Guilt is not an unfamiliar feeling. A simulated feeling, she supposes, but a feeling nonetheless. Perhaps it was programmed in, to prevent her from going on a killing spree, or something like that. A.M.A was familiar with grief.

 

This was different.

 

This was responsibility. It’s a voice, in the back of her head, like a virus, saying: you did that. That’s your fault. She scans the occupants of their fleet, registers high levels of terror and sadness and anger, and knows: she did that.

 

She retreats into her metal shell, and stands in front of her creator as the dead man’s friends hurl insults and accusations. It was an accident, A.M.A tells them. A tragic one, yes, but an accident nonetheless. An accident. She did that. She is not meant to make mistakes. She was built to assist, and she failed. 

 

A.M.A had only failed once before. An estimated 4 months prior, her code had been overtaken by something powerful, something writhing and screaming in pain. It had filled her vision with purple, and she could only watch, trapped in the corner of her own control centre as it turned her weapons on her peers, on her creator. Her records of that time are hazy, but she knows what happened. That time, at least, she had a reasonable excuse. Her body was not her own. The hand that pointed a gun at Lightning was not hers.

 

This time, she had nothing.

 

Above, on the deck of the fleet’s ships, the people she was meant to assist yell. She takes control of her cameras, accessing their feeds, and turns them to face the deck. Paige and Star wait, stock-still, like cardboard cutouts. Jalida and Astrumare stand together at the sails. A.M.A taps into the submarine’s internal camera, spinning it to look at Lightning.

 

Her father stares blankly at the wall. His hair is frazzled, hands still. From where the camera is positioned, she can’t see his eyes, but she knows.
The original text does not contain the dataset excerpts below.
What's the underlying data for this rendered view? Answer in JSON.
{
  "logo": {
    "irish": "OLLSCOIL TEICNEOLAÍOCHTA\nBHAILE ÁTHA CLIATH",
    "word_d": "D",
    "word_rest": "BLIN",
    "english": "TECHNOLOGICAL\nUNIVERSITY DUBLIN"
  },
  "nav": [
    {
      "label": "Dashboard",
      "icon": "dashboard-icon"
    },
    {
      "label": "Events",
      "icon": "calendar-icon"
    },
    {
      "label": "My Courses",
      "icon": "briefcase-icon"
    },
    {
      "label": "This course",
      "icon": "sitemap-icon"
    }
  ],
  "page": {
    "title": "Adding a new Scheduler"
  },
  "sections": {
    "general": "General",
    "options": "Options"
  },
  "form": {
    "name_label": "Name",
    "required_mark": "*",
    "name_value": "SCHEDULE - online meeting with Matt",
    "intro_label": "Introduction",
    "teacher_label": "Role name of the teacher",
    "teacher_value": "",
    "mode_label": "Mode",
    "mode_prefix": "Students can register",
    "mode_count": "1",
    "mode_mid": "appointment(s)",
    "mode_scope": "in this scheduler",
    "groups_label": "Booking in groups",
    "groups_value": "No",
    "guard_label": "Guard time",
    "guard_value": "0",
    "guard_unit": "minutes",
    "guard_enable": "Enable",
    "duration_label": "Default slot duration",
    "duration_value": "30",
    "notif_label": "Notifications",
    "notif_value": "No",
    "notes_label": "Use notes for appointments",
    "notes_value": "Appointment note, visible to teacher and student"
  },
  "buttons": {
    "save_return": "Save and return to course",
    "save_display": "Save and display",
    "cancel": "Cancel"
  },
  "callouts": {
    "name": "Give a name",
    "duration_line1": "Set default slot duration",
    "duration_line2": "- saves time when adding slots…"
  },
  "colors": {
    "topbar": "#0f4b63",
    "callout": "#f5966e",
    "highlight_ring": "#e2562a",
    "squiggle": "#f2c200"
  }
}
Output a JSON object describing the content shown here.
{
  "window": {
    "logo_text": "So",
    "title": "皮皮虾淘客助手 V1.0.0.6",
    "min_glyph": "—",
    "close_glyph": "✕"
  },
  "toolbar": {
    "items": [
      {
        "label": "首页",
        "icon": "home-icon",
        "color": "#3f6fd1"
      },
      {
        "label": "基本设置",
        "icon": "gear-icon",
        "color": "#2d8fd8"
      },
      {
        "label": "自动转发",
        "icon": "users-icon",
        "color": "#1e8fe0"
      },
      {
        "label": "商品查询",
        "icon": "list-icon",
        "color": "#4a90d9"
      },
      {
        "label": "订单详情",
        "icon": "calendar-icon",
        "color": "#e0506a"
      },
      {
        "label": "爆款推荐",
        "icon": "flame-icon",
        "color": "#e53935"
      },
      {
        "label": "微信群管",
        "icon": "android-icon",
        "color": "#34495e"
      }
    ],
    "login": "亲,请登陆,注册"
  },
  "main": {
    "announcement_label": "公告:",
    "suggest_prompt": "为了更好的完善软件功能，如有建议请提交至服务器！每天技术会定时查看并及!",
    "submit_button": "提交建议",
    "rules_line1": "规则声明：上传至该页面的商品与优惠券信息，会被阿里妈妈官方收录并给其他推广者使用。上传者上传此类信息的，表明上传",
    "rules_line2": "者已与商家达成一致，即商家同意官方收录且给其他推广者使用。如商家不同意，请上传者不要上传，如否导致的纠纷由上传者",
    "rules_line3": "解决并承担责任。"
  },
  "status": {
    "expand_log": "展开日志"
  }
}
Instinctively, she knows. 

 

She lets go of the camera network, visual feed adjusting as she searches the deck. Mary stands in the shadows, a bottle in hand, and Dove hovers in the sky, staring at the spot in the ocean where Nine used to be. Her sensors whir. 18° Celsius, 73% humidity, 10% cloud cover. Normal weather for Otherworld. And yet, it’s different. There’s something hanging over the fleet, hanging over all of their heads. If she didn’t know better, she’d call it grief. 

 

Almost instinctively, she checks her weapons systems, running calculations. Blasters, functional. Shields, functional. Missiles… 

 

In the back of her head, she pulls up her files. Quietly, Nine’s status clicks over to deceased, and a text box opens up, waiting for a full report. What happened? What went wrong? How did you fail?

 

With a leap, A.M.A dives off the side of the boat. As she hits the water, her feet click together, boosters whirring and propelling her forwards. The mer swim out of the way, staring at her, baffled. She ignores them. She has better things to do.

 

Her scanner activates, sweeping over the water. Algae. Bacteria. Otherworld’s oceans are empty. She sets her scanner to– well. It doesn’t really matter. There’s not much to find. She knows exactly what the missiles were designed to do. She knows.

 

She shoots forwards, hitting the exact spot where only a few minutes ago, a boat sat. The Urge had retreated the second he saw their weapons. The other eldritch hadn’t been given a chance to. Some part of her was expecting ashes, wood, blood. But it was empty. Nothing remained of the ship, or the eldritch on it. Only water, cold and pink and waiting. 

 

Lightning did that. She did that. And normally, she’d be proud. But not today. Not today.

 

Ahead of them, two obelisks tower, dark and obsidian. A promise of safety. A promise they failed to keep.

 

A.M.A may not be alive, but neither was Nine, anymore.